Optimal Investment Decision Under Switching regimes of Subsidy Support

TL;DR

This paper studies optimal investment decisions under subsidy regimes modeled as switching diffusions, providing a characterization of the value function and optimal strategies using viscosity solutions and convex analysis.

Contribution

It introduces a novel approach to solving infinite-horizon optimal stopping problems with switching regimes, including a unique viscosity solution framework and convexity properties for specific cases.

Findings

Value function characterized as unique viscosity solution.

In homogeneous Markov chain case, value function is the difference of two convex functions.

Provides a systematic method for optimal stopping under subsidy switching regimes.

Abstract

We address the problem of making a managerial decision when the investment project is subsidized, which results in the resolution of an infinite-horizon optimal stopping problem of a switching diffusion driven by either an homogeneous or an inhomogeneous continuous-time Markov chain.
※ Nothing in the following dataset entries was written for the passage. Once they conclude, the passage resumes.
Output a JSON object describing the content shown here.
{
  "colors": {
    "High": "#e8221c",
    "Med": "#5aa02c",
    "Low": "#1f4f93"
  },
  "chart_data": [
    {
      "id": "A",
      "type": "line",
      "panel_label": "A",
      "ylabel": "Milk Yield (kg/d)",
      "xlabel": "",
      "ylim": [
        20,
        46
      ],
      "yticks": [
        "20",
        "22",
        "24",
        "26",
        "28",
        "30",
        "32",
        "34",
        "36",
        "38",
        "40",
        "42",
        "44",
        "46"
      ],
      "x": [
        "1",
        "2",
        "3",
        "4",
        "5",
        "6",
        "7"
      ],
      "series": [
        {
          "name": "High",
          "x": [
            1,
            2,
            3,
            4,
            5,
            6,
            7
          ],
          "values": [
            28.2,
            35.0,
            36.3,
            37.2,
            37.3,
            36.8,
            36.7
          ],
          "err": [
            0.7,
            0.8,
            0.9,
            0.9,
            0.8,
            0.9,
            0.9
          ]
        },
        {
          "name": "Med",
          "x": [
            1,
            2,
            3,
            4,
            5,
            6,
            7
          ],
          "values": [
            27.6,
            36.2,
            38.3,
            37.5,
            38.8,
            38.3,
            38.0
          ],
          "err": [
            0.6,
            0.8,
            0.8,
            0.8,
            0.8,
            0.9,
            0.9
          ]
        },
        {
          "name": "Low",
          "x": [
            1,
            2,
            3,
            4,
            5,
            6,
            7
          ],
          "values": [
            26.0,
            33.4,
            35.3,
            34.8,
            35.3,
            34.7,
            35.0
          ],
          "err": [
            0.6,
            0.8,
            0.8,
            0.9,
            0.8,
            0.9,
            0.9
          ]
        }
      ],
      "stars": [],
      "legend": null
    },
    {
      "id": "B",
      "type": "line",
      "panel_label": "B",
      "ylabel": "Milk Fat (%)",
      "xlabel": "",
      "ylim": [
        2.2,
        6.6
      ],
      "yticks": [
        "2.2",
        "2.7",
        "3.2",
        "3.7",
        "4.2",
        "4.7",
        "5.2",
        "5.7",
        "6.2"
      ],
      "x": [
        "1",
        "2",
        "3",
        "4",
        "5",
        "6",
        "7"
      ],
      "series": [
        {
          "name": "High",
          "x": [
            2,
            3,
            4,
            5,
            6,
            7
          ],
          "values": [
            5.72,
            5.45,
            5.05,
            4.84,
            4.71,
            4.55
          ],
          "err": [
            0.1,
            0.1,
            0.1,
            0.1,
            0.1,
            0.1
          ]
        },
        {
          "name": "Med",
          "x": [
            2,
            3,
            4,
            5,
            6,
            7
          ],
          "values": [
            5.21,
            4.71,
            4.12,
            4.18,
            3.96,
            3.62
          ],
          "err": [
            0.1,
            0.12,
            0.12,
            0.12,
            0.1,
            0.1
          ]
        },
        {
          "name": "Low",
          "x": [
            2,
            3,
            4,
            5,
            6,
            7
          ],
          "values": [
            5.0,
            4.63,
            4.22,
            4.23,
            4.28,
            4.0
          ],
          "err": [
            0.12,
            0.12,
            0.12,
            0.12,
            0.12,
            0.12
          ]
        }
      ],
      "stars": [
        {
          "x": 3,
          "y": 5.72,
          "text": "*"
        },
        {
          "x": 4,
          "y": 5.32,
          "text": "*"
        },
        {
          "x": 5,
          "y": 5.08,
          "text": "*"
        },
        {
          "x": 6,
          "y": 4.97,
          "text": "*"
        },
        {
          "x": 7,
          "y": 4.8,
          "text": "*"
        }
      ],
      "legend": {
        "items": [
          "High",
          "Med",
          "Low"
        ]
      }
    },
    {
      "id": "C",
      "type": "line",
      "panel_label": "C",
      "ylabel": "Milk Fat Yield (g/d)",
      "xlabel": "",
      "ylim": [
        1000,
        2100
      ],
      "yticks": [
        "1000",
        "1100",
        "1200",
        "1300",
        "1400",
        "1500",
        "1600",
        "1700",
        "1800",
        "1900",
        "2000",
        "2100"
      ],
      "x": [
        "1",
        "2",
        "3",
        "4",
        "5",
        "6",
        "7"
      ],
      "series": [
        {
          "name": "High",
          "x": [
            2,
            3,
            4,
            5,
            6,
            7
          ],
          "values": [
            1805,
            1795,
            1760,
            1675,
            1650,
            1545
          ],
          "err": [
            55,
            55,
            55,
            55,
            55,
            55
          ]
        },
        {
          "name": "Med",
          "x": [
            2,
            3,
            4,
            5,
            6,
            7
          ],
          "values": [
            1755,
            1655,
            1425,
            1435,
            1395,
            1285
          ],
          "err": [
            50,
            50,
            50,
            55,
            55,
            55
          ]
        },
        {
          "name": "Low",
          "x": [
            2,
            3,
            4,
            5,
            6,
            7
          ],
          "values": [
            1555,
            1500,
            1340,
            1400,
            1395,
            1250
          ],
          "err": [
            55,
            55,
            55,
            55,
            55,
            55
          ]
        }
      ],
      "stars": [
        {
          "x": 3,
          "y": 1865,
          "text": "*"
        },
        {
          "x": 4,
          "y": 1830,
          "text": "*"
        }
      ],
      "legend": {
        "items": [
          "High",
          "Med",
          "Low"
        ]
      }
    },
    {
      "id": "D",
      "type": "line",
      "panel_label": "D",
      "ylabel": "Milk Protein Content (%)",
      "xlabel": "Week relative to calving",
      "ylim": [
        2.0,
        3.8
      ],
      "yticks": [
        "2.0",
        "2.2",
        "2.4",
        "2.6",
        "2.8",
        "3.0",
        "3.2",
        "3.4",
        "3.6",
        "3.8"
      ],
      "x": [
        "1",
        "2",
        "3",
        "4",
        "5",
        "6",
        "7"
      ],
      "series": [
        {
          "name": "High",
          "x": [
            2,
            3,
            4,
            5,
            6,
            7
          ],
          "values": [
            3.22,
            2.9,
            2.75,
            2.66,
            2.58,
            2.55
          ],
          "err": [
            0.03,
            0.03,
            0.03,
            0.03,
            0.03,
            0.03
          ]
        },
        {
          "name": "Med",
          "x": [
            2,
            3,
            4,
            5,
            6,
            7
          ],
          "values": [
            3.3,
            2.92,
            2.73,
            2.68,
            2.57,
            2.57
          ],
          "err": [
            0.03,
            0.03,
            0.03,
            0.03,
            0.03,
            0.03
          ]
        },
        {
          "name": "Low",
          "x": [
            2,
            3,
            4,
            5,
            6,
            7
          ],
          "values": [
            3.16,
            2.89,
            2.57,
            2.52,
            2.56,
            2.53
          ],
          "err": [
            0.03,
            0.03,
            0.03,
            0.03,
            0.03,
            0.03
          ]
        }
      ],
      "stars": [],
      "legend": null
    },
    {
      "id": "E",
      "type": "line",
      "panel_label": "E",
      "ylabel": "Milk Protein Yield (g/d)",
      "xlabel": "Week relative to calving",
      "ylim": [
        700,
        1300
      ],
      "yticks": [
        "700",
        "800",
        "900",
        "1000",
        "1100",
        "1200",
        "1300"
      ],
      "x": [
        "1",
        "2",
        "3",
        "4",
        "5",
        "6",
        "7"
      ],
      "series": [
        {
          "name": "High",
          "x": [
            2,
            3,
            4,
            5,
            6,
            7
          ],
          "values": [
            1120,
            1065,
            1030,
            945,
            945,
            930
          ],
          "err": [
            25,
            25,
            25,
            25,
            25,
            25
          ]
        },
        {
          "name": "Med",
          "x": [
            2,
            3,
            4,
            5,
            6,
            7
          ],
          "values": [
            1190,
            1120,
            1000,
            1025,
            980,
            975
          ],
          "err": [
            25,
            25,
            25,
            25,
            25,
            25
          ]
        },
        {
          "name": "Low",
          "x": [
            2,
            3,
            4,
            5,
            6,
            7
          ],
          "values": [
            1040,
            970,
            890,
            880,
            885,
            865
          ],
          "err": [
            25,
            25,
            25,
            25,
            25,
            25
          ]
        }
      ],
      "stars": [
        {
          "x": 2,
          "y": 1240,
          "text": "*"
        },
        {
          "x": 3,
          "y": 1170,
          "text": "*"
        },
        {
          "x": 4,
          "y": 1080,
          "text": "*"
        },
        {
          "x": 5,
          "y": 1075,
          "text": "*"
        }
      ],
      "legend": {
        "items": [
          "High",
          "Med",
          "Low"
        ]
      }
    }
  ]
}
We provide a characterization of the value function (and optimal strategy) of the optimal stopping problem. On the one hand, broadly, we can prove that the value function is the unique viscosity solution to a system of HJB equations. On the other hand, when the Markov chain is homogeneous and the switching diffusion is one-dimensional, we obtain stronger results: the value function is the difference between two convex functions.